Getting Better at Deployment: Is Each Person in Best Positinon?

    The church gives up because there is no other option in the face of rising inroads of secularism and loss of members and funding, and because of radical demands of the Gospel and powerful grace of Jesus. We learn how to give up every week and be bathed in surrender to God while continuing to tackle each task set before us. Church surrender opens the way for God to work.

    One of the tasks set before us is to consider church refreshment by the power of God. There are many coaches and consultants, books and websites available to speak to and encourage a church refreshment journey. Whichever we use, each has its soft spots, its places to get bogged down. These soft spots are predictable, in 1) Determination: Are We Ready? 2) Discernment: Who Are We Ready to Be? 3) Getting Better at Deployment: Is Each Person in Best Position? 4) Getting Better at Durability: How Can This Last? At every one of these predictable soft spots, listening can help.

    Today let us think about Deployment.


    Finally, because they've heard their own voices in story and prayer in groups of people who listened well and midwifed their sense of God's call on their lives, now the church is alive with people filled with joy and energy to do something for God. They ask the pastor or their group what they can do. The temptation is to place them in a church serving slot that has gone vacant for lack of volunteers and forget them there. Then there grow up too many eager called ones to train and place all at once. Momentum rises and cries for outlet.

    "Placing people into ministry, however, is one of the most difficult parts of the process" (Russell Burrill, Revolution in the Church, 99). Whether we call it placement or deployment or "future storytelling" (George W. Bullard, Pursuing the Full Kingdom Potential), this is a soft spot on the journey, and listening can help.

    The moment a called and energetic person comes to the pastor for placement can be cherished as a fabulous teaching moment, in which to increase listening and its skills. This is where listening can help.

    Each person so stimulated by the Holy Spirit can learn to listen in three different directions. First, that which brought him or her to this awareness is learning to listen to his or her own voice, the gifts and strengths and experience that God put within. This is the first direction in which to listen intentionally and was described in my earlier article on Discernment.

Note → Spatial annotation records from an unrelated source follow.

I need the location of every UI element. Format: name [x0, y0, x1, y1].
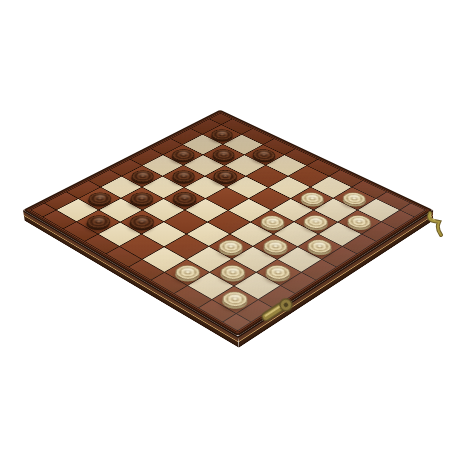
brass-clasp-icon	[426, 211, 448, 237]
square-h1[interactable]	[212, 286, 257, 313]
dark-piece[interactable]	[82, 213, 115, 231]
square-g5	[275, 222, 318, 246]
light-piece[interactable]	[343, 213, 376, 231]
square-d1[interactable]	[120, 234, 163, 258]
square-h6	[319, 222, 362, 246]
square-f4	[231, 222, 274, 246]
dark-piece[interactable]	[125, 213, 158, 231]
square-b1[interactable]	[77, 210, 119, 233]
square-c2[interactable]	[121, 210, 163, 233]
square-g3	[233, 247, 277, 272]
square-d3[interactable]	[164, 210, 206, 233]
square-h7[interactable]	[338, 210, 380, 233]
square-h3[interactable]	[256, 260, 300, 286]
square-e1	[142, 247, 186, 272]
square-d2	[143, 222, 186, 246]
square-g1	[188, 273, 233, 299]
light-piece[interactable]	[215, 262, 250, 282]
checkers-board	[23, 110, 433, 336]
board-grid	[30, 113, 426, 331]
square-e3	[187, 222, 230, 246]
square-e2[interactable]	[165, 234, 208, 258]
light-piece[interactable]	[299, 213, 332, 231]
square-f1[interactable]	[165, 260, 209, 286]
square-g4[interactable]	[254, 234, 297, 258]
square-h2	[235, 273, 280, 299]
square-g2[interactable]	[211, 260, 255, 286]
light-piece[interactable]	[261, 262, 296, 282]
frame-cell	[223, 314, 250, 330]
light-piece[interactable]	[258, 237, 292, 256]
light-piece[interactable]	[256, 213, 289, 231]
square-f3[interactable]	[209, 234, 252, 258]
photo-stage	[0, 0, 458, 458]
square-g6[interactable]	[295, 210, 337, 233]
square-c1	[99, 222, 142, 246]
light-piece[interactable]	[170, 262, 205, 282]
light-piece[interactable]	[303, 237, 337, 256]
light-piece[interactable]	[214, 237, 248, 256]
square-f2	[187, 247, 231, 272]
square-h4	[278, 247, 322, 272]
square-e4[interactable]	[208, 210, 250, 233]
square-f5[interactable]	[251, 210, 293, 233]
square-h5[interactable]	[298, 234, 341, 258]
light-piece[interactable]	[217, 289, 253, 310]
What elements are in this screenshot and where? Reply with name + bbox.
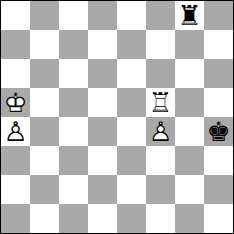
square-f7[interactable] bbox=[146, 30, 175, 59]
square-h4[interactable]: ♚ bbox=[204, 117, 233, 146]
square-h7[interactable] bbox=[204, 30, 233, 59]
square-a1[interactable] bbox=[1, 204, 30, 233]
square-c2[interactable] bbox=[59, 175, 88, 204]
square-b3[interactable] bbox=[30, 146, 59, 175]
square-a7[interactable] bbox=[1, 30, 30, 59]
square-d4[interactable] bbox=[88, 117, 117, 146]
square-b6[interactable] bbox=[30, 59, 59, 88]
square-g8[interactable]: ♜ bbox=[175, 1, 204, 30]
chess-diagram: ♜♚♔♜♖♟♙♟♙♚ bbox=[0, 0, 234, 234]
square-f4[interactable]: ♟♙ bbox=[146, 117, 175, 146]
square-c4[interactable] bbox=[59, 117, 88, 146]
square-g1[interactable] bbox=[175, 204, 204, 233]
square-h1[interactable] bbox=[204, 204, 233, 233]
square-c6[interactable] bbox=[59, 59, 88, 88]
square-g4[interactable] bbox=[175, 117, 204, 146]
square-f8[interactable] bbox=[146, 1, 175, 30]
white-pawn: ♟♙ bbox=[1, 117, 30, 146]
square-b4[interactable] bbox=[30, 117, 59, 146]
square-d2[interactable] bbox=[88, 175, 117, 204]
square-e2[interactable] bbox=[117, 175, 146, 204]
black-king: ♚ bbox=[204, 117, 233, 146]
square-e3[interactable] bbox=[117, 146, 146, 175]
square-c3[interactable] bbox=[59, 146, 88, 175]
square-h8[interactable] bbox=[204, 1, 233, 30]
square-d5[interactable] bbox=[88, 88, 117, 117]
square-h5[interactable] bbox=[204, 88, 233, 117]
square-e6[interactable] bbox=[117, 59, 146, 88]
square-d1[interactable] bbox=[88, 204, 117, 233]
square-g5[interactable] bbox=[175, 88, 204, 117]
square-a2[interactable] bbox=[1, 175, 30, 204]
square-h3[interactable] bbox=[204, 146, 233, 175]
square-f2[interactable] bbox=[146, 175, 175, 204]
square-b8[interactable] bbox=[30, 1, 59, 30]
square-e8[interactable] bbox=[117, 1, 146, 30]
square-c1[interactable] bbox=[59, 204, 88, 233]
square-a3[interactable] bbox=[1, 146, 30, 175]
square-g3[interactable] bbox=[175, 146, 204, 175]
square-e7[interactable] bbox=[117, 30, 146, 59]
square-f1[interactable] bbox=[146, 204, 175, 233]
square-d3[interactable] bbox=[88, 146, 117, 175]
square-d7[interactable] bbox=[88, 30, 117, 59]
square-g6[interactable] bbox=[175, 59, 204, 88]
square-b7[interactable] bbox=[30, 30, 59, 59]
square-e4[interactable] bbox=[117, 117, 146, 146]
square-e5[interactable] bbox=[117, 88, 146, 117]
chess-board: ♜♚♔♜♖♟♙♟♙♚ bbox=[0, 0, 234, 234]
square-h2[interactable] bbox=[204, 175, 233, 204]
white-pawn: ♟♙ bbox=[146, 117, 175, 146]
black-rook: ♜ bbox=[175, 1, 204, 30]
square-g2[interactable] bbox=[175, 175, 204, 204]
square-g7[interactable] bbox=[175, 30, 204, 59]
square-a8[interactable] bbox=[1, 1, 30, 30]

    Second, every church member can be invited, and taught how, to listen to the needs in his or her church. In fact, I have found that usually in the person's excitement of calling, some needs are already in that person's view as tugging at the heart strings. Let us teach how to listen more deeply to those needs that attract our attention, how to place ourselves intentionally in their midst, how to slow the spewing or our solutions until we have fully given the gift of listening. These are acquirable skills. One caution here resides in the fact that if the church is already surrendered and given up to God, then there need be no effort to fit the newly called into some traditional grid or structure or vacancy in personnel. Let us teach the listening skills that may birth a new thing in our churches. For a fun story about the possibilities in church surrender read my Memorial Day sermon about Stop Gap Community Church.

    Third, every called person can be invited, and taught how, to listen to his or her context and the context of his or her church. Pray, discern, discuss in group, and then make an intentional presence in some part of the community. Check service clubs, police department offerings, town hall meetings, city beautification plannings, homeless ministries, races, fairs, art shows, and many other places of community interaction. Check almost any book in my Church Revitalization Bibliography for more ideas. The same skills acquirement and cautions stand when listening in this direction as when listening in the direction of the church as listed in the previous paragraph. Immersion in the context is the first goal of the third listening direction. Service solutions can come later as the Holy Spirit opens hearts and doors. One additional caution in this direction remains: The newly aware person needs to dream and plan only whatever he or she, along with his or her easily recruited friends, can accomplish. This is not an opportunity for him or her to plan for the whole church. Instead, let the projects happen and then the stories be told and others may join.

    In the teachable moment when a spiritually gifted and aware Christian asks how to use this energy, let us invite him or her to continue listening to his or her own gifts and strengths, to listen to the needs in his or her own church, and to listen to the context around the church or his or her home. Both the pastor and the aware Christian might expect that it is the pastor's role to discover, develop, assign, and even lead the opportunity slots for the newly articulated callings among the people. I will caution church leaders not to try to enroll or own anything, not to compel, constrict, coerce, or otherwise control the process of deployment or future storytelling for this church. In this case, the Holy Spirit has taken control and this is the highest destiny possible.

    This kind of listening without enrolling or controlling the resulting vision will honor the Holy Spirit's placement of His people and traverse well the soft spot in Deployment on the path of church refreshment.

    Think, enjoy the process, communicate.